ROMA – Una busta anonima contenente un proiettile calibro 7,65 e una lettera con frasi minatorie è stata recapitata al ministro dell’Istruzione e del Merito Giuseppe Valditara. Il plico, partito da Salerno e indirizzato direttamente al titolare del dicastero di viale Trastevere, è arrivato al ministero all’inizio di agosto, ma la denuncia ai carabinieri è stata presentata soltanto il 16 settembre. Sul caso sono ora in corso gli accertamenti per individuare il mittente e chiarire l’esatta natura delle minacce.
Nel messaggio anonimo erano contenute anche accuse relative a presunte irregolarità nel rilascio dei diplomi da parte di scuole private della provincia di Salerno. Saranno gli investigatori a verificare il contenuto della lettera e a stabilire se le contestazioni abbiano un qualche fondamento oppure siano state utilizzate come pretesto per accompagnare l’atto intimidatorio. La presenza del proiettile ha fatto scattare l’inchiesta e gli approfondimenti investigativi sul mittente e sulle circostanze della spedizione.

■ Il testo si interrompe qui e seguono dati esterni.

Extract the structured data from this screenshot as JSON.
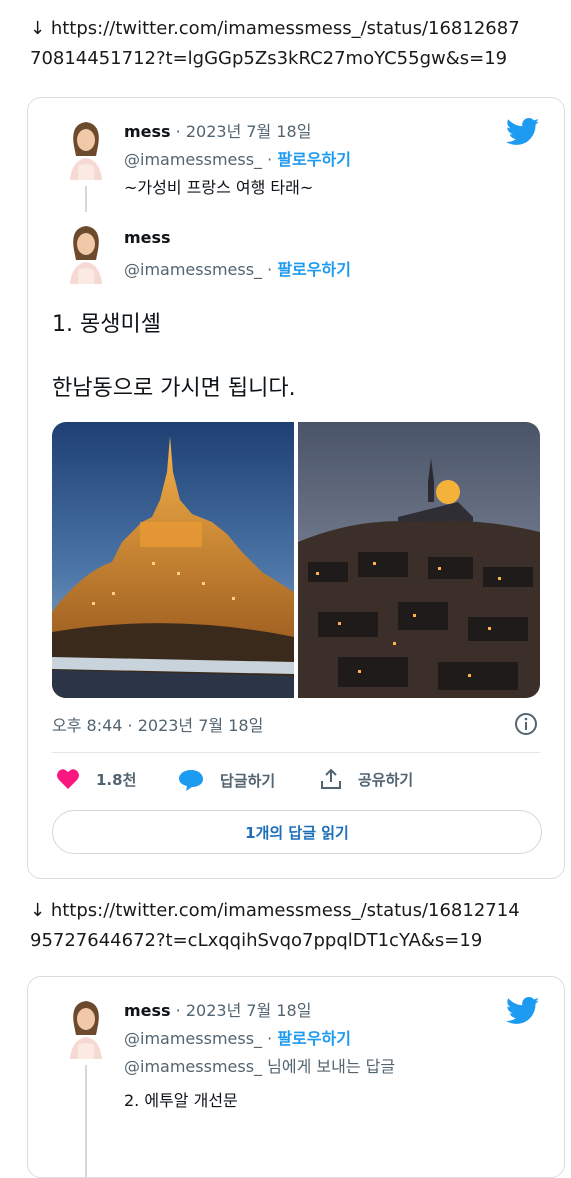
{
  "urls": [
    {
      "arrow": "↓",
      "line1": "https://twitter.com/imamessmess_/status/16812687",
      "line2": "70814451712?t=lgGGp5Zs3kRC27moYC55gw&s=19"
    },
    {
      "arrow": "↓",
      "line1": "https://twitter.com/imamessmess_/status/16812714",
      "line2": "95727644672?t=cLxqqihSvqo7ppqlDT1cYA&s=19"
    }
  ],
  "tweet1": {
    "parent": {
      "name": "mess",
      "date": "· 2023년 7월 18일",
      "handle": "@imamessmess_",
      "dot": "·",
      "follow": "팔로우하기",
      "text": "~가성비 프랑스 여행 타래~"
    },
    "main": {
      "name": "mess",
      "handle": "@imamessmess_",
      "dot": "·",
      "follow": "팔로우하기",
      "text_line1": "1. 몽생미셸",
      "text_line2": "한남동으로 가시면 됩니다.",
      "timestamp": "오후 8:44 · 2023년 7월 18일"
    },
    "actions": {
      "likes": "1.8천",
      "reply": "답글하기",
      "share": "공유하기"
    },
    "read_replies": "1개의 답글 읽기"
  },
  "tweet2": {
    "name": "mess",
    "date": "· 2023년 7월 18일",
    "handle": "@imamessmess_",
    "dot": "·",
    "follow": "팔로우하기",
    "reply_to": "@imamessmess_ 님에게 보내는 답글",
    "text": "2. 에투알 개선문"
  },
  "colors": {
    "twitter_blue": "#1d9bf0",
    "like_pink": "#f91880",
    "reply_blue": "#1d9bf0",
    "meta_gray": "#536471"
  },
  "icons": [
    "download-arrow-icon",
    "twitter-bird-icon",
    "heart-icon",
    "speech-bubble-icon",
    "share-icon",
    "info-icon"
  ]
}
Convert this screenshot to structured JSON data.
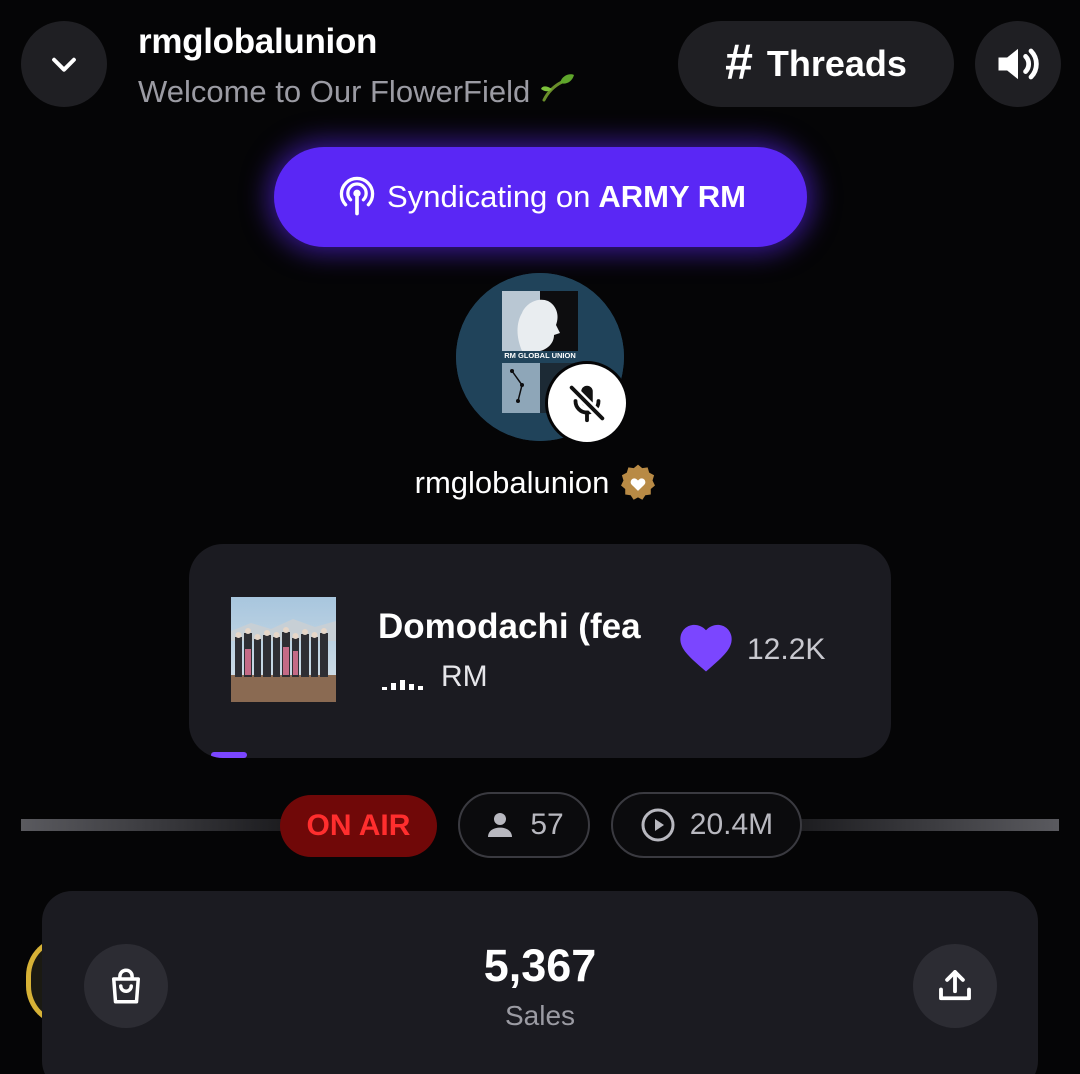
{
  "header": {
    "title": "rmglobalunion",
    "subtitle": "Welcome to Our FlowerField",
    "subtitle_icon": "sprout-emoji",
    "threads_hash": "#",
    "threads_label": "Threads"
  },
  "syndicate": {
    "prefix": "Syndicating on",
    "channel": "ARMY RM",
    "icon": "podcast-icon",
    "color": "#5a27f5"
  },
  "profile": {
    "avatar_text": "RM GLOBAL UNION",
    "name": "rmglobalunion",
    "verified_icon": "heart-seal-badge",
    "mic_state": "muted"
  },
  "now_playing": {
    "title": "Domodachi (fea",
    "artist": "RM",
    "likes": "12.2K",
    "like_color": "#7b46ff",
    "progress_fraction": 0.05
  },
  "stats": {
    "on_air": "ON AIR",
    "listeners": "57",
    "plays": "20.4M"
  },
  "sales": {
    "value": "5,367",
    "label": "Sales"
  }
}
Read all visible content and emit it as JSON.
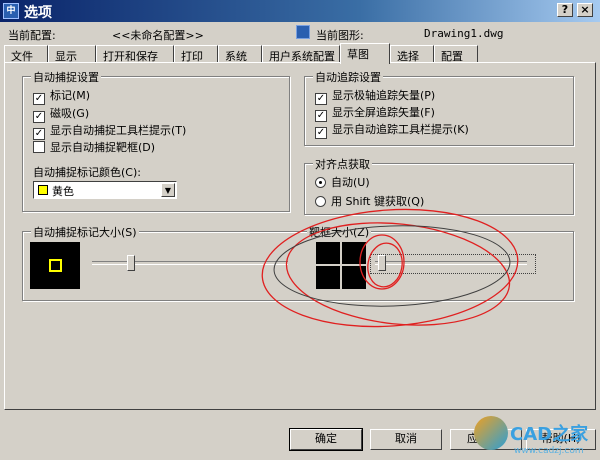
{
  "window": {
    "title": "选项",
    "help_button": "?",
    "close_button": "×"
  },
  "profile": {
    "current_profile_label": "当前配置:",
    "current_profile_value": "<<未命名配置>>",
    "current_drawing_label": "当前图形:",
    "current_drawing_value": "Drawing1.dwg"
  },
  "tabs": [
    {
      "label": "文件"
    },
    {
      "label": "显示"
    },
    {
      "label": "打开和保存"
    },
    {
      "label": "打印"
    },
    {
      "label": "系统"
    },
    {
      "label": "用户系统配置"
    },
    {
      "label": "草图",
      "active": true
    },
    {
      "label": "选择"
    },
    {
      "label": "配置"
    }
  ],
  "autosnap": {
    "title": "自动捕捉设置",
    "options": [
      {
        "label": "标记(M)",
        "checked": true
      },
      {
        "label": "磁吸(G)",
        "checked": true
      },
      {
        "label": "显示自动捕捉工具栏提示(T)",
        "checked": true
      },
      {
        "label": "显示自动捕捉靶框(D)",
        "checked": false
      }
    ],
    "color_label": "自动捕捉标记颜色(C):",
    "color_value": "黄色",
    "color_hex": "#ffff00"
  },
  "autotrack": {
    "title": "自动追踪设置",
    "options": [
      {
        "label": "显示极轴追踪矢量(P)",
        "checked": true
      },
      {
        "label": "显示全屏追踪矢量(F)",
        "checked": true
      },
      {
        "label": "显示自动追踪工具栏提示(K)",
        "checked": true
      }
    ]
  },
  "alignment": {
    "title": "对齐点获取",
    "options": [
      {
        "label": "自动(U)",
        "selected": true
      },
      {
        "label": "用 Shift 键获取(Q)",
        "selected": false
      }
    ]
  },
  "marker_size": {
    "label": "自动捕捉标记大小(S)",
    "value_fraction": 0.2
  },
  "aperture_size": {
    "label": "靶框大小(Z)",
    "value_fraction": 0.02
  },
  "buttons": {
    "ok": "确定",
    "cancel": "取消",
    "apply": "应用(A)",
    "help": "帮助(H)"
  },
  "watermark": {
    "brand": "CAD之家",
    "url": "www.cadzj.com"
  },
  "colors": {
    "title_bar": "#0a246a",
    "dialog_bg": "#d4d0c8",
    "annotation_red": "#e02020"
  }
}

La notizia ha provocato una vasta reazione politica, con messaggi di solidarietà arrivati dalle principali cariche dello Stato e dagli esponenti della maggioranza. La presidente del Consiglio Giorgia Meloni ha espresso “piena solidarietà e quella del Governo” a Valditara, definendo il plico con il proiettile e la lettera minatoria “vili atti intimidatori che non possono trovare spazio in una democrazia”.

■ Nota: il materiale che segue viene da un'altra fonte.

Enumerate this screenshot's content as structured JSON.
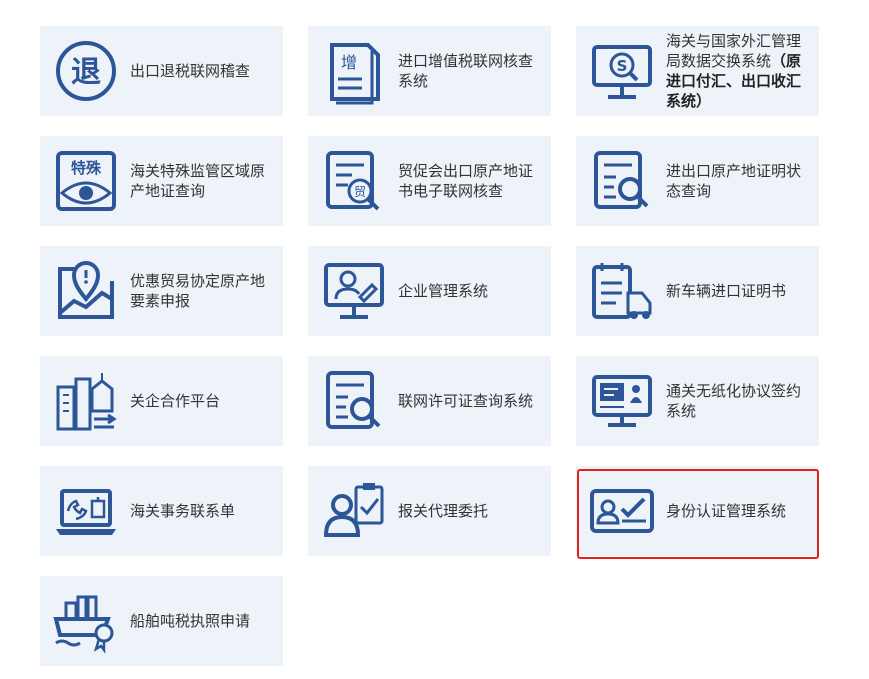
{
  "colors": {
    "icon": "#2c5697",
    "tile_bg": "#eef2f9",
    "text": "#333333",
    "highlight": "#e2231a"
  },
  "tiles": [
    {
      "label": "出口退税联网稽查",
      "icon": "tax-refund-icon",
      "icon_text": "退"
    },
    {
      "label": "进口增值税联网核查系统",
      "icon": "vat-document-icon",
      "icon_text": "增"
    },
    {
      "label": "海关与国家外汇管理局数据交换系统",
      "label_bold": "（原进口付汇、出口收汇系统）",
      "icon": "forex-monitor-icon"
    },
    {
      "label": "海关特殊监管区域原产地证查询",
      "icon": "special-zone-eye-icon",
      "icon_text": "特殊"
    },
    {
      "label": "贸促会出口原产地证书电子联网核查",
      "icon": "ccpit-certificate-search-icon",
      "icon_text": "贸"
    },
    {
      "label": "进出口原产地证明状态查询",
      "icon": "certificate-status-search-icon"
    },
    {
      "label": "优惠贸易协定原产地要素申报",
      "icon": "map-pin-chart-icon"
    },
    {
      "label": "企业管理系统",
      "icon": "user-monitor-icon"
    },
    {
      "label": "新车辆进口证明书",
      "icon": "vehicle-document-icon"
    },
    {
      "label": "关企合作平台",
      "icon": "customs-enterprise-building-icon"
    },
    {
      "label": "联网许可证查询系统",
      "icon": "license-search-icon"
    },
    {
      "label": "通关无纸化协议签约系统",
      "icon": "paperless-agreement-monitor-icon"
    },
    {
      "label": "海关事务联系单",
      "icon": "laptop-contact-icon"
    },
    {
      "label": "报关代理委托",
      "icon": "agent-clipboard-icon"
    },
    {
      "label": "身份认证管理系统",
      "icon": "identity-verification-card-icon",
      "selected": true
    },
    {
      "label": "船舶吨税执照申请",
      "icon": "ship-tonnage-license-icon"
    }
  ]
}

Meloni ha inoltre manifestato fiducia nel lavoro delle forze dell’ordine per fare piena luce sull’accaduto e auspicato una condanna netta e unanime da parte delle forze politiche. Vicinanza al ministro è stata espressa anche dai due vicepremier. Antonio Tajani ha sottolineato che chi pensa di fermare l’azione del governo attraverso “minacce e violenza” si sbaglia, mentre Matteo Salvini ha difeso l’operato di Valditara e assicurato che nessuna intimidazione fermerà il suo lavoro sulla scuola. Solidarietà è arrivata anche dal ministro della Cultura Alessandro Giuli, che ha definito l’episodio “spregevole”, e dai presidenti di Camera e Senato, Lorenzo Fontana e Ignazio La Russa.
Anche la ministra dell’Università e della Ricerca Anna Maria Bernini ha condannato l’intimidazione, distinguendo tra libertà di dissenso e violenza: la critica, ha osservato, è legittima, mentre intimidazione e violenza non possono esserlo.

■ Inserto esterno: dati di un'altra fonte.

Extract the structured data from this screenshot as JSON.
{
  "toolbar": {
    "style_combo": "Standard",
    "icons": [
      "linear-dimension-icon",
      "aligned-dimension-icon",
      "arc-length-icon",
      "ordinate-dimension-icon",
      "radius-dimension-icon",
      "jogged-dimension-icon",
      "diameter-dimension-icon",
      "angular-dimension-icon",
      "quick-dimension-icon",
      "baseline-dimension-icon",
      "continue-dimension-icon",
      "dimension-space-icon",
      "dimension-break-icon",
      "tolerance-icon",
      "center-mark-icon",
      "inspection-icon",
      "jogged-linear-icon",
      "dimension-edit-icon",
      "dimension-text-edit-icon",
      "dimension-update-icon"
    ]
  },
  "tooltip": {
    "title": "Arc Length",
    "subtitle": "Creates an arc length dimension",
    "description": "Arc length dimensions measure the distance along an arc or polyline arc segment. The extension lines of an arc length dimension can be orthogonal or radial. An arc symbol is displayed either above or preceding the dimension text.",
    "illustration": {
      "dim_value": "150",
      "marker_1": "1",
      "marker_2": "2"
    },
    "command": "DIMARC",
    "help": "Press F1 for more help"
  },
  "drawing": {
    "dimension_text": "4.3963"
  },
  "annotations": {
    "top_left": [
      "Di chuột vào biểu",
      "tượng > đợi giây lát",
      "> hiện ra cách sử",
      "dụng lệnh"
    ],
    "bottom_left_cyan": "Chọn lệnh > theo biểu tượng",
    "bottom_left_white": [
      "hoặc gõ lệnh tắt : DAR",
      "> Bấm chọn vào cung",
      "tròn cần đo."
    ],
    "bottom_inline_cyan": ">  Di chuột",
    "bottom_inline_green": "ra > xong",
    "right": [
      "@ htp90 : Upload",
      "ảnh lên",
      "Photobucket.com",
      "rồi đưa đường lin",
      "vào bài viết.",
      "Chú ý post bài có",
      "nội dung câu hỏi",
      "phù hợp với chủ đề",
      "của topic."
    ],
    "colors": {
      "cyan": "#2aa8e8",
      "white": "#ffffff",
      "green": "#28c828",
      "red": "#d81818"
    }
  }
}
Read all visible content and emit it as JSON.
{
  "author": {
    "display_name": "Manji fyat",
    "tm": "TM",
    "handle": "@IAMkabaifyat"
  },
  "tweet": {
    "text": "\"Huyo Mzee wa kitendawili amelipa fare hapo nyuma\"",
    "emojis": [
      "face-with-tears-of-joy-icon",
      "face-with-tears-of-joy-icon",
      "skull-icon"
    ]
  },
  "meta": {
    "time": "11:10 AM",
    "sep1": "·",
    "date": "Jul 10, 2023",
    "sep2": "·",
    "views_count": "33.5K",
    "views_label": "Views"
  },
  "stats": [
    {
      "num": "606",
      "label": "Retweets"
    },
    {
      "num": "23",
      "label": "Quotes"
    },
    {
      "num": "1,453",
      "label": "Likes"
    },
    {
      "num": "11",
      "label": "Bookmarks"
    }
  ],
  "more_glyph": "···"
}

L’episodio arriva in un momento in cui il ministro è stato al centro anche di contestazioni legate alle politiche scolastiche. Nei giorni scorsi, in occasione del primo giorno di scuola, un manichino raffigurante Valditara era stato appeso a una finestra del liceo Minghetti di Bologna. A rivendicare la protesta era stato il collettivo studentesco Osa, che aveva definito il ministro e la premier “nemici degli studenti e delle studentesse”.
Si tratta tuttavia di un episodio distinto rispetto alla busta con il proiettile, sulla quale sono ora concentrate le indagini. Gli investigatori dovranno ricostruire la provenienza del plico, analizzare il contenuto della lettera e verificare eventuali elementi utili a identificare chi lo ha spedito. Particolare attenzione sarà riservata anche ai riferimenti alle presunte irregolarità nel sistema dei diplomi delle scuole private del Salernitano, per capire se rappresentino il movente dell’atto o un elemento inserito nella lettera per dare un contesto alle minacce.